First up, in the next episode, I’m going to talk about one of the earliest and now the oldest online community– the Whole Earth ‘Lectronic Link, or Well. It’s a story that looks as connections between utopian communes and the beginning of the very idea of online communities. Then later I want to talk about a time when cities across the country ran community owned computer services, I want to talk about a network of electronic bulletin boards called “Afro-net.” I’m hoping to dig into the source of the idea that society is a network of person-to-person links. I’m sure other I’ll find other topics as we go.
The internet as we know it today is not the end product of a natural evolution. Its history is not a story of ever improving features. It’s development isn’t even a single story. The history is actually a collection of stories. Stories of competing ideas and conflicting visions, of arguments and uneasy compromises, of small choices that ended up having big consequences, and of promising ideas that never reached their full potential. We’ve followed a winding path to get to where we are today.
I think there are some hopeful possibilities hidden in this tangled history. On the one hand, this can be a reminder that we aren’t at the end of the story.

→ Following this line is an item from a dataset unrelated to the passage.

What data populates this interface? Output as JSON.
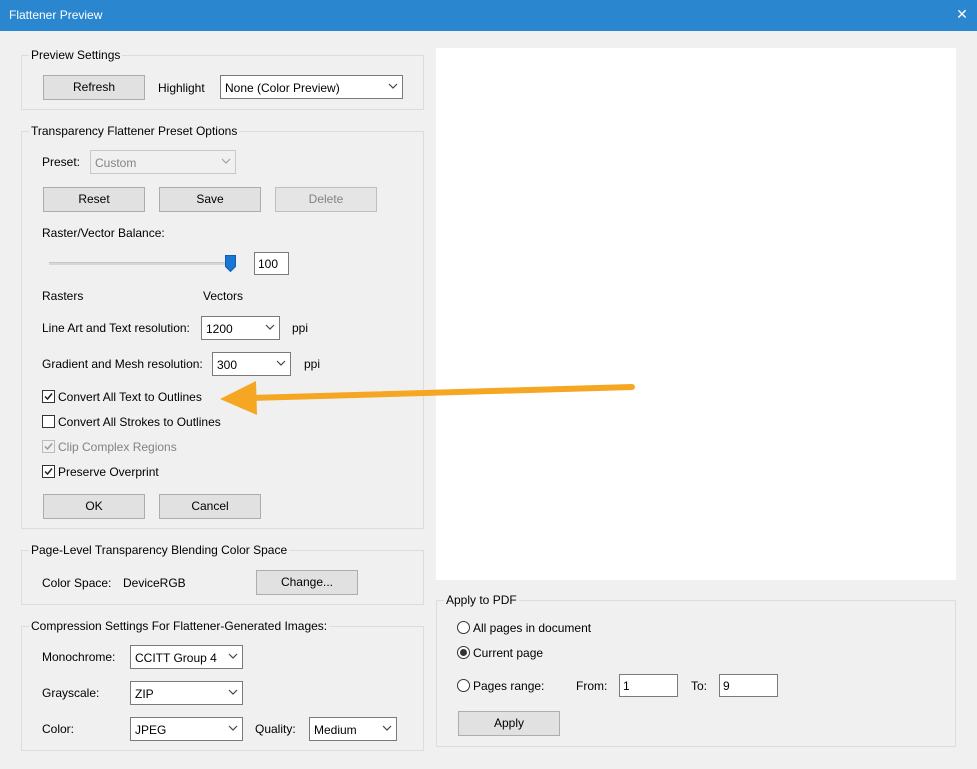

The social web is constantly being changed and the things that seem natural today, the things we take for granted, and the things that seem intractable or impossible to us today may soon look very different. We shouldn’t feel stuck in place.
On the other hand, it can also be a warning. It’s a warning that the online world won’t fix itself. It won’t naturally evolve into a just, equitable, or humane place, and I have serious doubts that any of the current operators are ever really going to help. I actually find a lot of optimism in that perspective. We’ll get the online community that we fight for. We’ll get the one we build. And I think if we understand these histories and if we understand the politics hidden in these systems, we’ll have a better chance of building something worth feeling optimistic about.